Hamdok is the first civilian in decades to run the Sudanese government. In October, he was ousted by the military, but after a recent deal with the army, he will be back to the top post.
“He clearly said that the only way he will be agreed to be reinstated requires the fulfillment of three conditions. One of them is that they have to release all political prisoners they put in prisons,” said Khalid Mustafa Medani, a prominent Sudanese political science professor, who is also the chair of the African studies program at McGill University, in a previous interview.
“Number two is that all constitutional declarations agreed in 2019 have to be returned in full, including all the articles that were repealed by Burhan. Also he wants to bring the military under the authority of civilian rule,” Medani told TRT World.
Hamdok said that he would not accept any mission if the military did not fulfill those three conditions. But the recent deal between Hamdok and Burhan does not appear to comply with all of Hamdok’s conditions.
What’s the deal?
Across the world, it’s not so usual to see coup leaders reinstate a civilian leader they had already ousted. So if they displaced a leading politician in the first place, why did they want to reinstate him after that?
That question’s answer is not clear in the current Sudanese context. Usually, after military coups, either ousted civilian leaders were totally wiped out from the political scene by putschists or pro-democracy forces were able to defeat generals, forcing them to face justice.
But in Sudan, an unlikely political scenario plays out as putschists and the ousted prime minister appear to agree to work together once again. So what’s the agreement?
According to the deal, the first step would be to release all political detainees, including protesters. This is also one of Hamdok’s conditions to return to power. The deal also provides the formation of a committee, which will investigate protests after the coup.
Second, the military will also allow Hamdok’s cabinet members to return to their jobs, functioning as they were doing prior to the coup.
Third, the deal also promises to bring all paramilitary groups like Rapid Support Forces, which operate side-by-side with the military under unified army control. But this is something so tricky concerning how powerful Rapid Support Forces have been across the country for a long time.
Crucial part
Among others, the fourth part of the agreement appears to be the most important clause, explaining why most of the country’s anti-coup political groups oppose the deal.

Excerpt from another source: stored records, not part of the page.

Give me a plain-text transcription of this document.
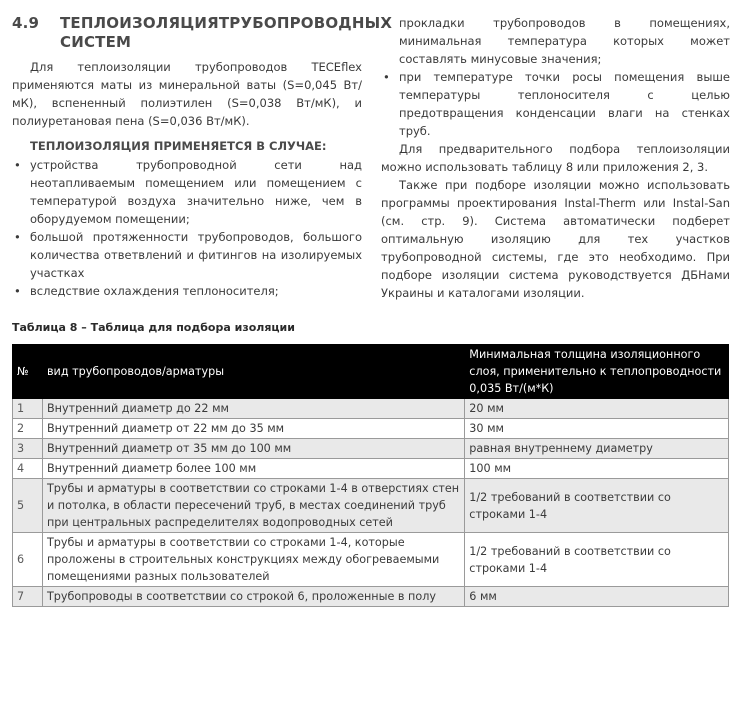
4.9	ТЕПЛОИЗОЛЯЦИЯ ТРУБОПРОВОДНЫХ
СИСТЕМ

Для теплоизоляции трубопроводов TECEflex применяются маты из минеральной ваты (S=0,045 Вт/мК), вспененный полиэтилен (S=0,038 Вт/мК), и полиуретановая пена (S=0,036 Вт/мК).

ТЕПЛОИЗОЛЯЦИЯ ПРИМЕНЯЕТСЯ В СЛУЧАЕ:
• устройства трубопроводной сети над неотапливаемым помещением или помещением с температурой воздуха значительно ниже, чем в оборудуемом помещении;
• большой протяженности трубопроводов, большого количества ответвлений и фитингов на изолируемых участках
• вследствие охлаждения теплоносителя;
• прокладки трубопроводов в помещениях, минимальная температура которых может составлять минусовые значения;
• при температуре точки росы помещения выше температуры теплоносителя с целью предотвращения конденсации влаги на стенках труб.

Для предварительного подбора теплоизоляции можно использовать таблицу 8 или приложения 2, 3.

Также при подборе изоляции можно использовать программы проектирования Instal-Therm или Instal-San (см. стр. 9). Система автоматически подберет оптимальную изоляцию для тех участков трубопроводной системы, где это необходимо. При подборе изоляции система руководствуется ДБНами Украины и каталогами изоляции.

Таблица 8 – Таблица для подбора изоляции
№	вид трубопроводов/арматуры	Минимальная толщина изоляционного слоя, применительно к теплопроводности 0,035 Вт/(м*К)
1	Внутренний диаметр до 22 мм	20 мм
2	Внутренний диаметр от 22 мм до 35 мм	30 мм
3	Внутренний диаметр от 35 мм до 100 мм	равная внутреннему диаметру
4	Внутренний диаметр более 100 мм	100 мм
5	Трубы и арматуры в соответствии со строками 1-4 в отверстиях стен и потолка, в области пересечений труб, в местах соединений труб при центральных распределителях водопроводных сетей	1/2 требований в соответствии со строками 1-4
6	Трубы и арматуры в соответствии со строками 1-4, которые проложены в строительных конструкциях между обогреваемыми помещениями разных пользователей	1/2 требований в соответствии со строками 1-4
7	Трубопроводы в соответствии со строкой 6, проложенные в полу	6 мм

This part of the agreement says that Sudan’s interim constitution, enacted after the power-sharing deal, should be changed to include articles regulating the relationship between civilian leadership and military generals.
This crucial part does not indicate whether the reinstated Hamdok government can resume the implementation of constitutional declarations, whose key provisions were repealed by coup leaders led by Burhan after the military intervention in October.
Instead, the deal offers to amend the constitution, which means the military seeks concessions from the Hamdok-led civilian government in terms of leading the country during and after the transitional period.